Margaritas on the table, supper a few hours away and the snow is beginning to slowly drain away.  What more can someone ask for?

In the lull between cocktails and supper - Chinese if anyone cared, my two fave cooks, hubbie and a good friend, are scouring a new online site on herbs.  I, having been relegated to the kitchen out of necessity, is relieved to finally release those duties to someone with a talent for culinary pursuits.  And listening to the exchange revolving around Vietnamese cinnamon and black sesame,  I can hear the passion in the possibilities.

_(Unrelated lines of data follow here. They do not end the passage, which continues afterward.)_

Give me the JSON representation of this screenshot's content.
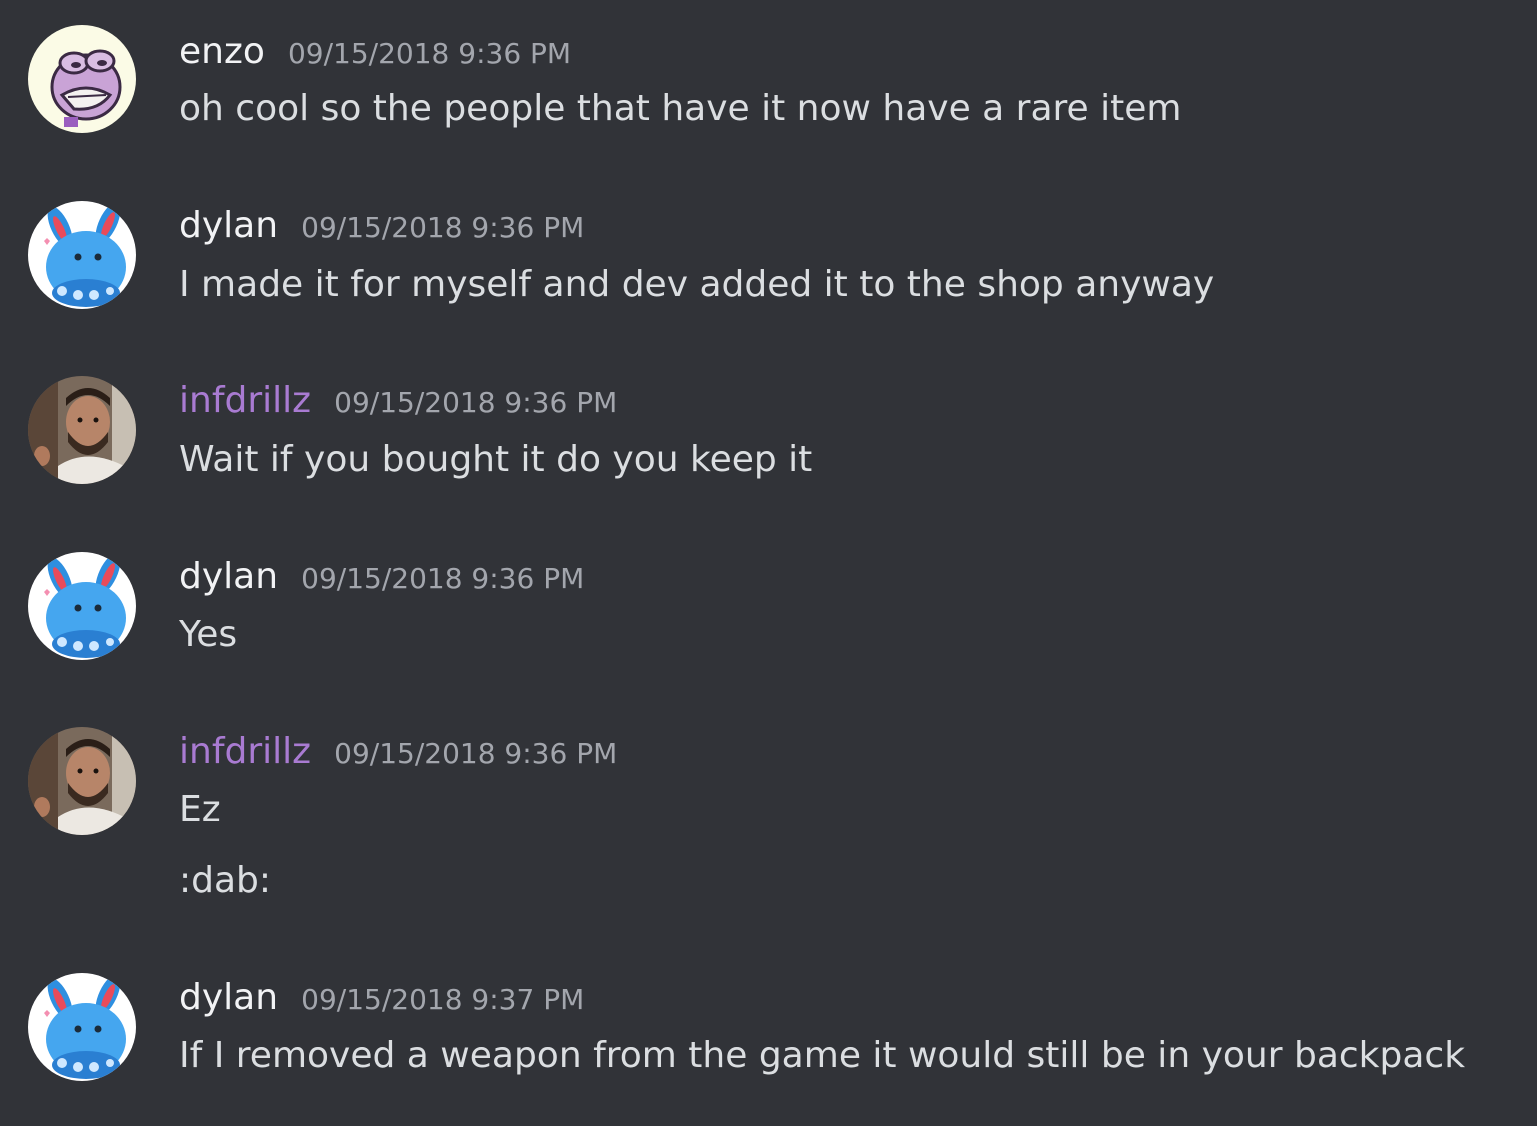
{
  "colors": {
    "background": "#313338",
    "username_default": "#f2f3f5",
    "username_purple": "#a97bd2",
    "timestamp": "#a3a6ad",
    "message_text": "#dbdee1"
  },
  "messages": [
    {
      "username": "enzo",
      "timestamp": "09/15/2018 9:36 PM",
      "avatar_icon": "pepe-frog-avatar",
      "lines": [
        "oh cool so the people that have it now have a rare item"
      ]
    },
    {
      "username": "dylan",
      "timestamp": "09/15/2018 9:36 PM",
      "avatar_icon": "azumarill-avatar",
      "lines": [
        "I made it for myself and dev added it to the shop anyway"
      ]
    },
    {
      "username": "infdrillz",
      "timestamp": "09/15/2018 9:36 PM",
      "avatar_icon": "bearded-man-photo-avatar",
      "lines": [
        "Wait if you bought it do you keep it"
      ]
    },
    {
      "username": "dylan",
      "timestamp": "09/15/2018 9:36 PM",
      "avatar_icon": "azumarill-avatar",
      "lines": [
        "Yes"
      ]
    },
    {
      "username": "infdrillz",
      "timestamp": "09/15/2018 9:36 PM",
      "avatar_icon": "bearded-man-photo-avatar",
      "lines": [
        "Ez",
        ":dab:"
      ]
    },
    {
      "username": "dylan",
      "timestamp": "09/15/2018 9:37 PM",
      "avatar_icon": "azumarill-avatar",
      "lines": [
        "If I removed a weapon from the game it would still be in your backpack"
      ]
    }
  ]
}
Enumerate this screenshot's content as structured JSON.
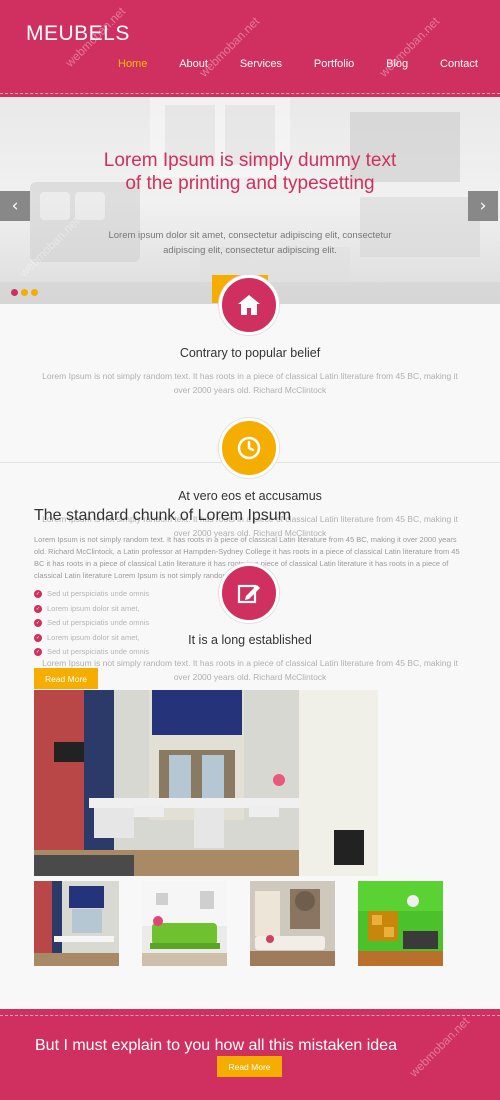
{
  "header": {
    "logo": "MEUBELS",
    "nav": [
      "Home",
      "About",
      "Services",
      "Portfolio",
      "Blog",
      "Contact"
    ],
    "active_nav": "Home"
  },
  "hero": {
    "title": "Lorem Ipsum is simply dummy text of the printing and typesetting",
    "text": "Lorem ipsum dolor sit amet, consectetur adipiscing elit, consectetur adipiscing elit, consectetur adipiscing elit.",
    "prev_icon": "chevron-left-icon",
    "next_icon": "chevron-right-icon"
  },
  "services": [
    {
      "icon": "home-icon",
      "color": "#d0305f",
      "title": "Contrary to popular belief",
      "text": "Lorem Ipsum is not simply random text. It has roots in a piece of classical Latin literature from 45 BC, making it over 2000 years old. Richard McClintock"
    },
    {
      "icon": "clock-icon",
      "color": "#f5ad00",
      "title": "At vero eos et accusamus",
      "text": "Lorem Ipsum is not simply random text. It has roots in a piece of classical Latin literature from 45 BC, making it over 2000 years old. Richard McClintock"
    },
    {
      "icon": "edit-icon",
      "color": "#d0305f",
      "title": "It is a long established",
      "text": "Lorem Ipsum is not simply random text. It has roots in a piece of classical Latin literature from 45 BC, making it over 2000 years old. Richard McClintock"
    }
  ],
  "chunk": {
    "title": "The standard chunk of Lorem Ipsum",
    "text": "Lorem Ipsum is not simply random text. It has roots in a piece of classical Latin literature from 45 BC, making it over 2000 years old. Richard McClintock, a Latin professor at Hampden-Sydney College it has roots in a piece of classical Latin literature from 45 BC it has roots in a piece of classical Latin literature it has roots in a piece of classical Latin literature it has roots in a piece of classical Latin literature Lorem Ipsum is not simply random text",
    "list": [
      "Sed ut perspiciatis unde omnis",
      "Lorem ipsum dolor sit amet,",
      "Sed ut perspiciatis unde omnis",
      "Lorem ipsum dolor sit amet,",
      "Sed ut perspiciatis unde omnis"
    ],
    "button": "Read More"
  },
  "footer": {
    "text": "But I must explain to you how all this mistaken idea",
    "button": "Read More"
  },
  "watermark": "webmoban.net",
  "colors": {
    "primary": "#d0305f",
    "accent": "#f5ad00"
  }
}
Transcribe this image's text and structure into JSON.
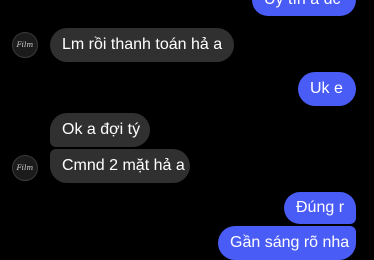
{
  "conversation": {
    "contact": {
      "avatar_text": "Film"
    },
    "messages": [
      {
        "direction": "outgoing",
        "text": "Uy tín a dc"
      },
      {
        "direction": "incoming",
        "text": "Lm rồi thanh toán hả a"
      },
      {
        "direction": "outgoing",
        "text": "Uk e"
      },
      {
        "direction": "incoming",
        "text": "Ok a đợi tý"
      },
      {
        "direction": "incoming",
        "text": "Cmnd 2 mặt hả a"
      },
      {
        "direction": "outgoing",
        "text": "Đúng r"
      },
      {
        "direction": "outgoing",
        "text": "Gần sáng rõ nha"
      }
    ]
  },
  "colors": {
    "background": "#000000",
    "incoming_bubble": "#303030",
    "outgoing_bubble": "#4a5cf6",
    "text": "#ffffff"
  }
}
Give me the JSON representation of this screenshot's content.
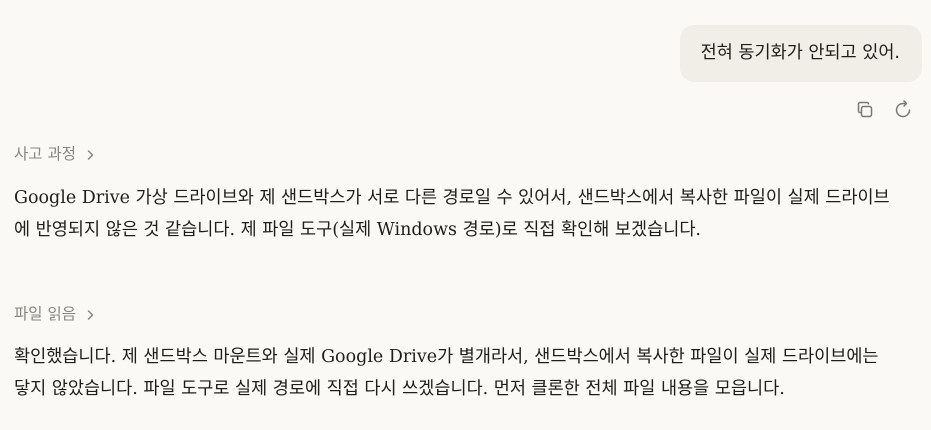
{
  "user_message": {
    "text": "전혀 동기화가 안되고 있어."
  },
  "message_actions": {
    "copy_icon": "copy-icon",
    "retry_icon": "retry-icon"
  },
  "steps": [
    {
      "header": "사고 과정",
      "chevron_icon": "chevron-right-icon",
      "body": "Google Drive 가상 드라이브와 제 샌드박스가 서로 다른 경로일 수 있어서, 샌드박스에서 복사한 파일이 실제 드라이브에 반영되지 않은 것 같습니다. 제 파일 도구(실제 Windows 경로)로 직접 확인해 보겠습니다."
    },
    {
      "header": "파일 읽음",
      "chevron_icon": "chevron-right-icon",
      "body": "확인했습니다. 제 샌드박스 마운트와 실제 Google Drive가 별개라서, 샌드박스에서 복사한 파일이 실제 드라이브에는 닿지 않았습니다. 파일 도구로 실제 경로에 직접 다시 쓰겠습니다. 먼저 클론한 전체 파일 내용을 모읍니다."
    }
  ],
  "colors": {
    "background": "#faf9f5",
    "bubble": "#f0eee6",
    "text": "#1f1e1b",
    "muted": "#87867f"
  }
}
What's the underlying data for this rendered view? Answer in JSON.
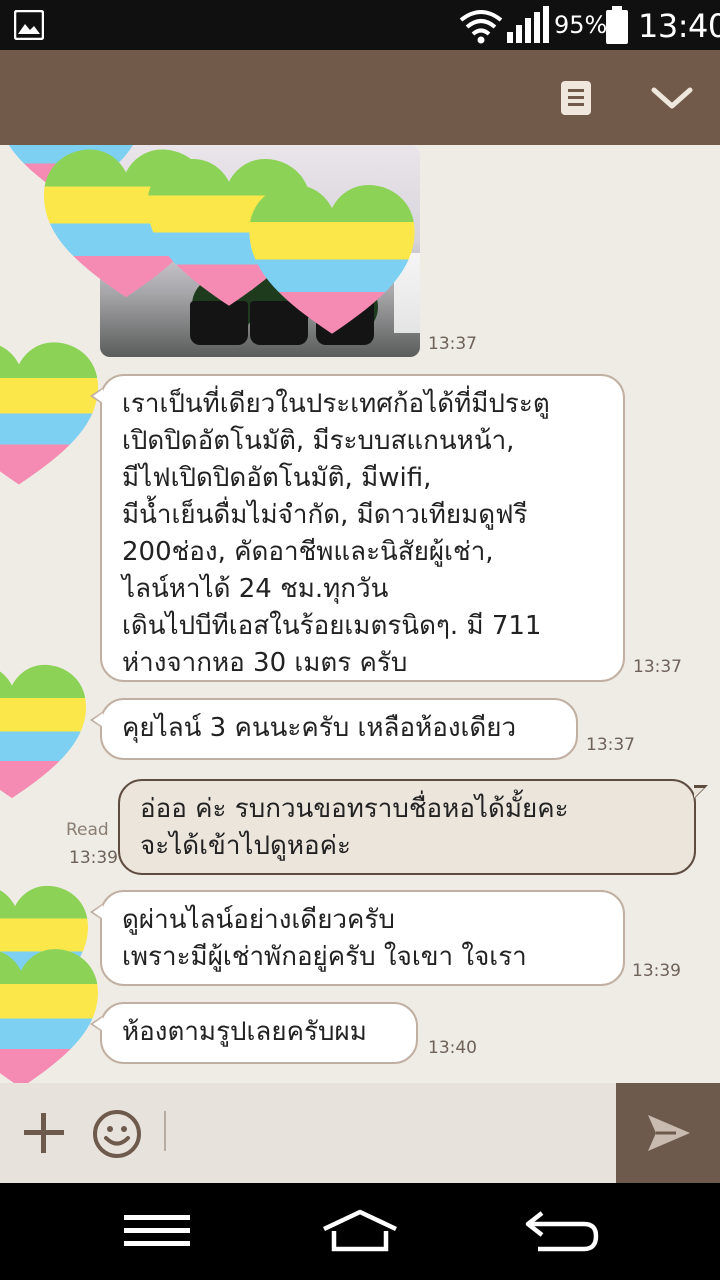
{
  "status_bar": {
    "battery_percent": "95%",
    "time": "13:40",
    "icons": [
      "gallery-icon",
      "wifi-icon",
      "signal-icon",
      "battery-icon"
    ]
  },
  "header": {
    "icons": [
      "notes-icon",
      "chevron-down-icon"
    ]
  },
  "messages": [
    {
      "type": "photo",
      "direction": "incoming",
      "time": "13:37"
    },
    {
      "type": "text",
      "direction": "incoming",
      "time": "13:37",
      "text": "เราเป็นที่เดียวในประเทศก้อได้ที่มีประตู\nเปิดปิดอัตโนมัติ, มีระบบสแกนหน้า,\nมีไฟเปิดปิดอัตโนมัติ, มีwifi,\nมีน้ำเย็นดื่มไม่จำกัด, มีดาวเทียมดูฟรี\n200ช่อง, คัดอาชีพและนิสัยผู้เช่า,\nไลน์หาได้ 24 ชม.ทุกวัน\nเดินไปบีทีเอสในร้อยเมตรนิดๆ. มี 711\nห่างจากหอ 30 เมตร ครับ"
    },
    {
      "type": "text",
      "direction": "incoming",
      "time": "13:37",
      "text": "คุยไลน์ 3 คนนะครับ เหลือห้องเดียว"
    },
    {
      "type": "text",
      "direction": "outgoing",
      "time": "13:39",
      "read_label": "Read",
      "text": "อ่ออ ค่ะ รบกวนขอทราบชื่อหอได้มั้ยคะ\nจะได้เข้าไปดูหอค่ะ"
    },
    {
      "type": "text",
      "direction": "incoming",
      "time": "13:39",
      "text": "ดูผ่านไลน์อย่างเดียวครับ\nเพราะมีผู้เช่าพักอยู่ครับ ใจเขา ใจเรา"
    },
    {
      "type": "text",
      "direction": "incoming",
      "time": "13:40",
      "text": "ห้องตามรูปเลยครับผม"
    }
  ],
  "input_bar": {
    "icons": [
      "plus-icon",
      "emoji-icon",
      "send-icon"
    ],
    "message_value": ""
  },
  "nav_bar": {
    "icons": [
      "menu-icon",
      "home-icon",
      "back-icon"
    ]
  },
  "colors": {
    "header": "#725a4b",
    "chat_background": "#efebe5",
    "incoming_bubble": "#ffffff",
    "outgoing_bubble": "#ece5dc",
    "send_button": "#6e5a4d"
  }
}
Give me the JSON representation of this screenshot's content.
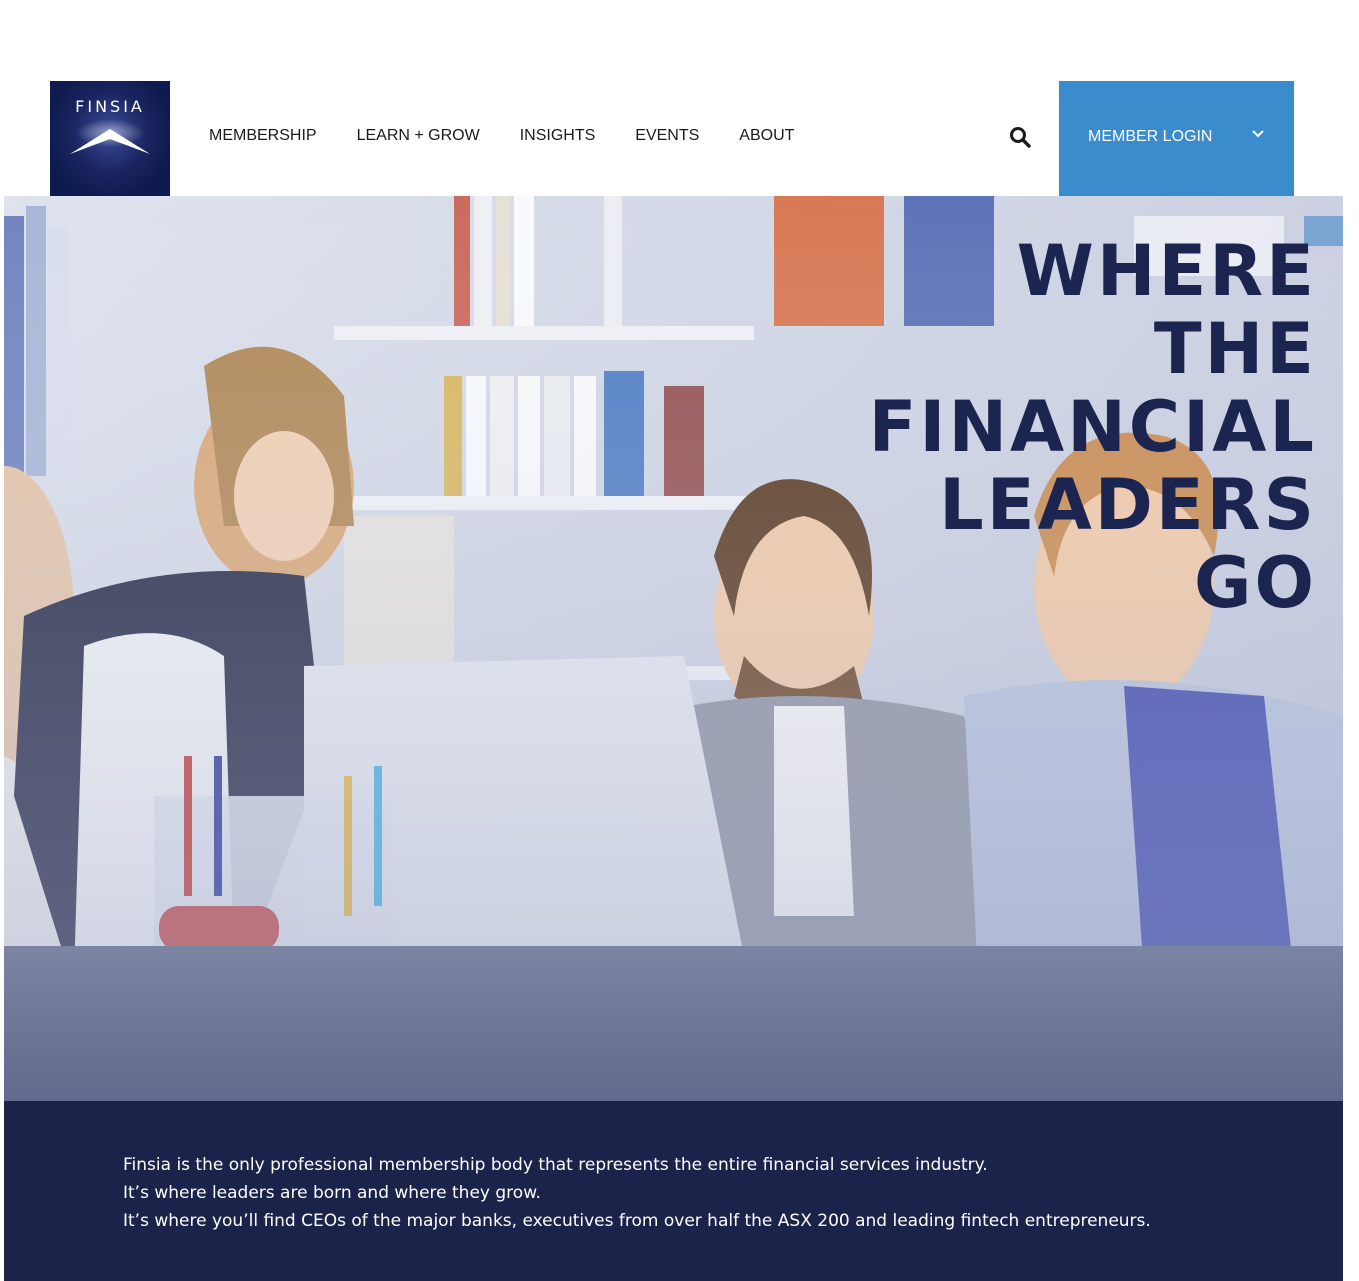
{
  "brand": {
    "logo_text": "FINSIA",
    "logo_icon": "finsia-arrow-logo-icon",
    "logo_color": "#0f1a4e"
  },
  "nav": {
    "items": [
      {
        "label": "MEMBERSHIP"
      },
      {
        "label": "LEARN + GROW"
      },
      {
        "label": "INSIGHTS"
      },
      {
        "label": "EVENTS"
      },
      {
        "label": "ABOUT"
      }
    ],
    "search_icon": "search-icon"
  },
  "login": {
    "label": "MEMBER LOGIN",
    "icon": "chevron-down-icon",
    "color": "#3a8ccc"
  },
  "hero": {
    "headline_lines": [
      "WHERE",
      "THE",
      "FINANCIAL",
      "LEADERS",
      "GO"
    ],
    "headline_color": "#1c2450"
  },
  "about": {
    "background": "#1b234b",
    "lines": [
      "Finsia is the only professional membership body that represents the entire financial services industry.",
      "It’s where leaders are born and where they grow.",
      "It’s where you’ll find CEOs of the major banks, executives from over half the ASX 200 and leading fintech entrepreneurs."
    ]
  }
}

Rourke's passion - stuffed animals - and apparently, eyeshadow - insert shrug here. 
Passion.  That gut wrenching, must do emotion that drives one forward and perseveres even through every obstacle, major or minor.  It's the reason you'll steal time anywhere you can even if five o'clock a.m. becomes a regular visual on the bedside alarm.  It's similar in every endeavor.  Passion is what drives us.

For me it's words.  But sometimes through the long hours of getting that first draft onto paper, something gets lost in the translation.  Whether you lose direction or suffer from verbiage - the result is a story needing an overhaul. 

An overwritten first draft is rather like an over-spiced dish.  Except, according to my resident chefs, maybe a tad easier to fix.  At least with a story you can scale back and strip it down to the bones to find the guts that first drove the idea into life.

The reality is that passion easily settles into the day to day mundane and ideas get lost in word counts and line edits.  But you would never have begun it in the first place if there hadn't been special in those first words.  There have been many words written in the history of mankind and many words to come.  Only twenty-six letters in the English alphabet and still the possibilities are endless.

As Randy says on American Idol - Bring It!  Be your best - show the exceptional that only you can bring.  And always that's what you have to do whether it takes one draft of twenty.  Remember the passion and the excitement that was the inception of the idea?  What made it special?  Go there even if you, and you probably will, have to edit your way back to that wonderful beginning.

Tchaikovsky's Fifth Symphony is playing in the background.  Now there was a master at passion - he brings it with every note.  Listening to that provides a whole lot of inspiration.

How are you planning to bring it this week?